There is an App for that
Suppose businesses are using these ways to measure staff productivity. In that case, they will know there is software and apps to adequately capture the key data that confirms how productive staff are irrespective of their place of work.
Management does not need to have ‘eyes-on’ staff to know if they are being productive. Employers can leverage technology to facilitate collaboration and communication among remote and in-office teams, improving efficiency. Collaboration software includes:
- Video conferencing – think how Zoom has changed how organizations hold meetings
- Private and group messaging – Slack
- Project management software – SAP
- Workflow management tools – Monday.com
Remote working productivity challenges
However, we can not ignore the productivity challenges of remote working. Some employees may struggle with communication and collaboration in a remote environment, which can impact productivity, especially for tasks that require close coordination.
Home environments can be filled with distractions, potentially affecting focus and productivity. Additionally, workers may experience feelings of isolation, which is a mental health challenge and it’s likely to impact motivation, and productivity.
Plus, non-IT competent staff are also likely to experience technology-related issues, such as internet connectivity problems or inadequate home office setups, which can hinder productivity.
The good news is working from home can be restricted to a day or two a week with the hybrid work model.
2. Staff Attraction, Retention, Satisfaction
A hybrid work model can make your company more attractive to potential employees. Improving employee well-being by reducing commuting time and providing greater flexibility to manage personal and family needs can be the difference between accepting a role or not.
Furthermore, hybrid work contributes to higher employee retention rates as workers appreciate the flexibility and work-life balance.
Did you know there is less absenteeism with happy staff? Less sick days taken results in more hours worked.
A hybrid model can enable employers to tap into global talent pools without needing relocation, fostering a diverse and skilled workforce. This helps startups and small businesses benefit from hiring offshore workers on a remote working model.

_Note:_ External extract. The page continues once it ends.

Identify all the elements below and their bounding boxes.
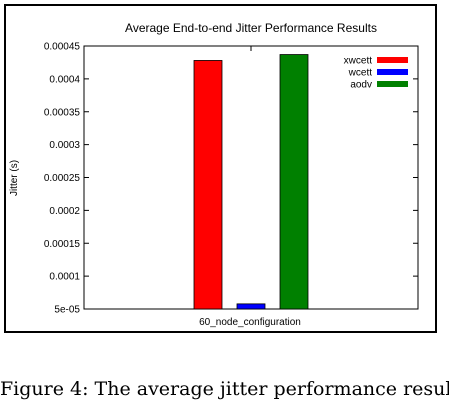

3. Environmental Sustainability
One of the most significant environmental benefits of a hybrid work model is the reduction in commuting. With employees working remotely part of the time, there is less need for daily commutes, leading to lower carbon emissions from vehicles.
Operating large office buildings requires a considerable amount of energy for lighting, heating, cooling, and other facilities. A hybrid model, with fewer people in the office on any given day, can result in energy savings as fewer resources are needed to maintain the workspace.
Customers want to buy from greener businesses and as such they look for business sustainability.
Increasing vehicles on the road, and using more energy in the workplace is not sending the right message to the consumer. A hybrid model is a sustainability practice that can be communicated in marketing and sales campaigns.
While a hybrid model makes companies more agile and adaptable, responding to changing market conditions and employee preferences, many businesses just want their staff back in the office – full stop.
When weighing up which model is better, it’s evident there is no one-size-fits-all answer to full-time in the office versus the hybrid work model.
The ideal work model depends on the organisation’s specific circumstances, the nature of the work, and the employer and employees’ preferences.